Hi,
Ludovic Courtès <ludo@gnu.org> writes:
Toggle quote (40 lines)
> Hi Maxim & Attila,
>
> Maxim Cournoyer <maxim.cournoyer@gmail.com> skribis:
>
>> Ludovic Courtès <ludo@gnu.org> writes:
>
> [...]
>
>>>>> When a service is stopped at the time of reconfigure, it is immediately
>>>>> replaced and then started.
>>>>>
>>>>> Replacing works by unregistering the old instance from the registry and
>>>>> registering a new one. As a side effect, you end up with an instance
>>>>> that’s enabled (see ‘service-registry’ in (shepherd services)).
>>>>>
>>>>> I never thought it could be a problem.

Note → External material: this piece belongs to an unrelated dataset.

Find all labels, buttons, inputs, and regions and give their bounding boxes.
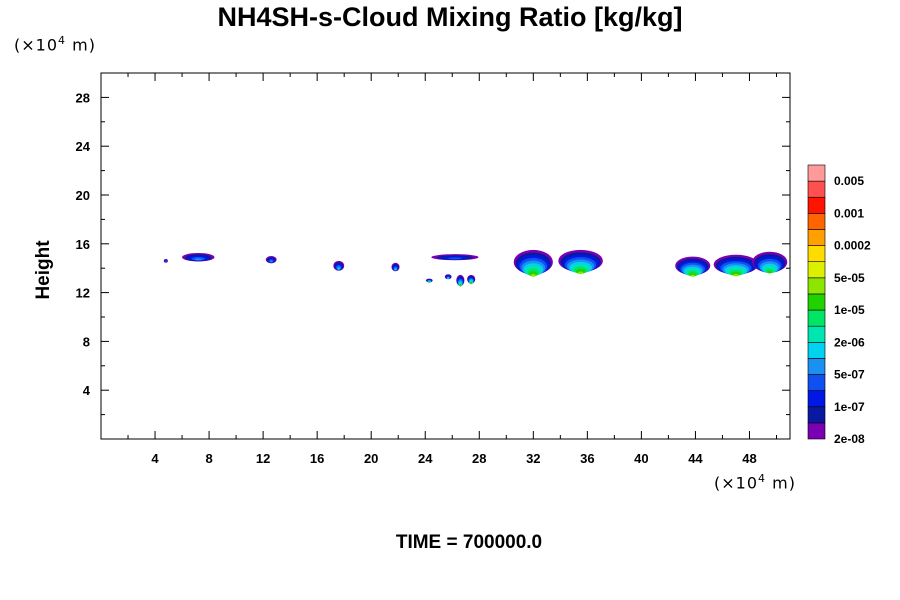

WDYT?
>>>>
>>>> I think it probably goes against users' expectation (i.e., systemd) that
>>>> a disabled service stays disabled unless manually re-enabled (I think
>>>> that's the way it is for systemd, even when the system is upgraded?).
>>>
>>> Does systemd have a notion of enabled/disabled?
>>
>> Yes! 'systemctl disable <service>' [0]. It does stick around until the
>> user changes it, I can confirm the behavior which I've recently seen on
>> a Debian system upgrade (the service remained disabled and the updater
>> warned it wouldn't be restarted because of that).
>>
>> [0] https://www.freedesktop.org/software/systemd/man/systemctl.html#disable%20UNIT%E2%80%A6
>>
>>> I’m fine either way. We can also change it such that replacing a
>>> disabled service does not re-enable it; that’s probably more logical.
>>
>> I guess sticking to the established convention set by systemd would
>> cause the least friction down the road. If we agree on this, we should
>> reopen this bug (and eventually fix it :-)).
>
> Agreed, fixed in Shepherd commit
> 52db31e5b061440cd110da4848ab230ce09f365a.